The danger that cases might be time-barred because they are erroneously brought via the wrong procedure is partially addressed via the proposal in the Consultation Paper to abolish the distinction between ordinary and petition procedure in the Court of Session (and in any case provision already exists for transferring cases into and out of the judicial review procedure – chapter 58.12 of the Rules of the Court). However, it is likely that there will be an increase in deliberate attempts to circumvent the judicial review procedure and so to avoid the imposition of the time limit.
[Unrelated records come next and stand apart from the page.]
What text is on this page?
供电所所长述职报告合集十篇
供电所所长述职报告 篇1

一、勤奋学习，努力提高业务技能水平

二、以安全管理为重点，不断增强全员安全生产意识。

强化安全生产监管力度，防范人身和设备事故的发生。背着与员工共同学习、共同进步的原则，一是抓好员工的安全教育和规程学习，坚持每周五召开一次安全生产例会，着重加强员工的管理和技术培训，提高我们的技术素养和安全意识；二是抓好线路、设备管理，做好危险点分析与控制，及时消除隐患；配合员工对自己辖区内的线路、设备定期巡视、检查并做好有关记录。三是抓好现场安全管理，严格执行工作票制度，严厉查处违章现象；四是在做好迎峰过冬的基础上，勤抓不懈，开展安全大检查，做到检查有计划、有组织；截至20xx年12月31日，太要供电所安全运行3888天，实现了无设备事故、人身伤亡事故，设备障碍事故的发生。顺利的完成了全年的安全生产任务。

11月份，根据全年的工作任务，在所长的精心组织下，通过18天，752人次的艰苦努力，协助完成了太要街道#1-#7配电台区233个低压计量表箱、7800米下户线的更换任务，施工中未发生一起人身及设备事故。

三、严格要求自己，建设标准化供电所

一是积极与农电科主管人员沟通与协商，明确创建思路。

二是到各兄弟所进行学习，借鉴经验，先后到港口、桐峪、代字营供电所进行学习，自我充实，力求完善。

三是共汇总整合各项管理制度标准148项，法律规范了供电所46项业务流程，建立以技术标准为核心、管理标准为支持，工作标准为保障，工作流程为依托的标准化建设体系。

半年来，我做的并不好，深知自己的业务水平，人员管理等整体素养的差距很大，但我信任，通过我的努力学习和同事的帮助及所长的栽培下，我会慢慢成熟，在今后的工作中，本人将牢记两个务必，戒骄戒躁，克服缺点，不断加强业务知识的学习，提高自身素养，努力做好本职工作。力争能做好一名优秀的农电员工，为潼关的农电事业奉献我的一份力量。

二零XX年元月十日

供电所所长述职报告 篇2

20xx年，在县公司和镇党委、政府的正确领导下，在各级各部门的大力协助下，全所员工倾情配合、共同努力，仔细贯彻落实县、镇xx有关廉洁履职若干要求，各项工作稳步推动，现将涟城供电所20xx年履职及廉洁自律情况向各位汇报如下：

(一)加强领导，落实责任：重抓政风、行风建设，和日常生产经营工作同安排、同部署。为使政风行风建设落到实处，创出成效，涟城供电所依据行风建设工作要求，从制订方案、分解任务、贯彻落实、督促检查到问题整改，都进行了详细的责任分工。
Since the test laid down in Ruddy appears easier to state than to apply (see, e.g., Shehadeh v Advocate-General for Scotland  CSOH 196), it seems inevitable that more sterile procedural disputes of the type that caused such difficulties in England and Wales in the wake of O’Reilly v Mackman  2 AC 237 will arise.
It is disappointing to see such an important change to judicial review in Scotland being undertaken on such a flimsy evidential basis, and particularly surprising to see a government ostensibly committed to preserving the distinctiveness of Scots law so willing to follow the English approach, especially in a case where Scottish difference genuinely seems to be worth preserving. It is probably unlikely that the Scottish Government will be persuaded to change its mind – not least because, as Justice Scotland points out in its consultation response, it will be one of the major beneficiaries of the proposed change. One can only hope, therefore, that the Scottish Parliament will oblige it to do so.
Aileen McHarg is Professor of Public Law at the University of Strathclyde.